This game is perfect to use alongside the virtual-skipping-league KS1 skipping lesson plan.

Over the centuries, hundreds of skipping games and skipping rhymes have been made up, handed down, passed around, modified and updated by children. They are fantastic fun and are surprisingly challenging. There as many regional variations of rhymes and games as there are skipping games themselves. The number of participants varies from game to game but all games need observant and competent rope turners. A little practice at simply turning the ropes with each other would be time well spent.

You will need the correct rope. There are two types of long ropes available from skip-hop that are suitable for these skipping games. For one, two or three skippers in one rope, we suggest that you use one of the ropes in our double dutch speed skipping rope set. For any games involving four or more skippers at a time, we suggest our 7.5m Long Rope.

So let’s start with a lovely game for younger children, best for Reception and key stage 1 children – that’s approximate ages of 3yrs to 5yrs.

Over The Moon Skipping Game

We have been using this skipping game in workshops since day one. It’s the perfect skipping game for children in Nursery, Reception and Year 1 to try (three to five-year-old children). It helps alleviate any fear of the rope, develops timing and an understanding of when to run and when to stay put, and is simple but very exciting (as even adults will attest).

Skippers line up at right angles to the long rope and turners, far enough away to not get hit, of course, but close enough to minimise the distance needed to run under it.

The long rope needs to be turned in a direction which means the skippers are running with the long rope, not against it. To check this, if the turners stand with their arms out straight and parallel to the floor and are both pointing in the skippers’ direction. If their arms move down towards the floor to begin the turning process, this will send the long rope in the correct direction. i.e. away from the skippers towards the floor. Not away from the skippers towards the sky which is the result of moving the arms up.

Once the long rope is in motion, the skipper runs under the long rope and out the other side and stops when they are far enough away not to get hit.
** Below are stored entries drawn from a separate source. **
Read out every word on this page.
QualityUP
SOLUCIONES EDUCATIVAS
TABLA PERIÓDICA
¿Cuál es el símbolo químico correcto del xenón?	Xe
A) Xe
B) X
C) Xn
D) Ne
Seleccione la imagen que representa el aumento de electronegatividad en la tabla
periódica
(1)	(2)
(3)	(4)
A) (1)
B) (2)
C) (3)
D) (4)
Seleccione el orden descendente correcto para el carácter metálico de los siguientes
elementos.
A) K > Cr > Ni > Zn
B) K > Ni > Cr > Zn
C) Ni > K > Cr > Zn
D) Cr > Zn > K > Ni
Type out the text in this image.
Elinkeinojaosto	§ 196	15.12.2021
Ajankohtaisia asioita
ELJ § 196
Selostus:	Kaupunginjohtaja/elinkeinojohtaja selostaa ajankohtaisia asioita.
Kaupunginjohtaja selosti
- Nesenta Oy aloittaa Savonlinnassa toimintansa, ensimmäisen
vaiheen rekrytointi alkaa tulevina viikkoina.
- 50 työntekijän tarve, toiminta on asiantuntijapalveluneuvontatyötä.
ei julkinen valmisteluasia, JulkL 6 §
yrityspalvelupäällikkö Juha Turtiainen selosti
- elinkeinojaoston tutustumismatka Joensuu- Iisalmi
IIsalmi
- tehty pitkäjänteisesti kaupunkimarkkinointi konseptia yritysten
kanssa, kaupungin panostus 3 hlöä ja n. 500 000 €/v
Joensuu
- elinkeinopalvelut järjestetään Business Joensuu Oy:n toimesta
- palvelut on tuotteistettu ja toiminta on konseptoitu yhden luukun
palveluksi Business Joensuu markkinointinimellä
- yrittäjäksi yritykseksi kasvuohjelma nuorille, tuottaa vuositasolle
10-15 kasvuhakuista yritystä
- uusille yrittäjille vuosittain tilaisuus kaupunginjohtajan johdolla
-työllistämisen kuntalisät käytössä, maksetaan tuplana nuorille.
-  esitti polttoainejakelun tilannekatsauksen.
Under the Moon – Over the Stars.

This skipping game is divided into two parts:
The first part is Under the Moon, which you have just read, and then Over the Stars.
The child or children are now on the far side of the rope having run through.
To complete the Over the Stars skipping game, the skipper turns around and runs back at the long rope and tries to jump it. The long rope is still travelling in the same direction and hasn’t stopped since the skipper went underneath it, so the timing of the run is even more essential than before.
teaching tip The best point at which to begin the return is when the long rope is level with the skipper’s nose and on its way up.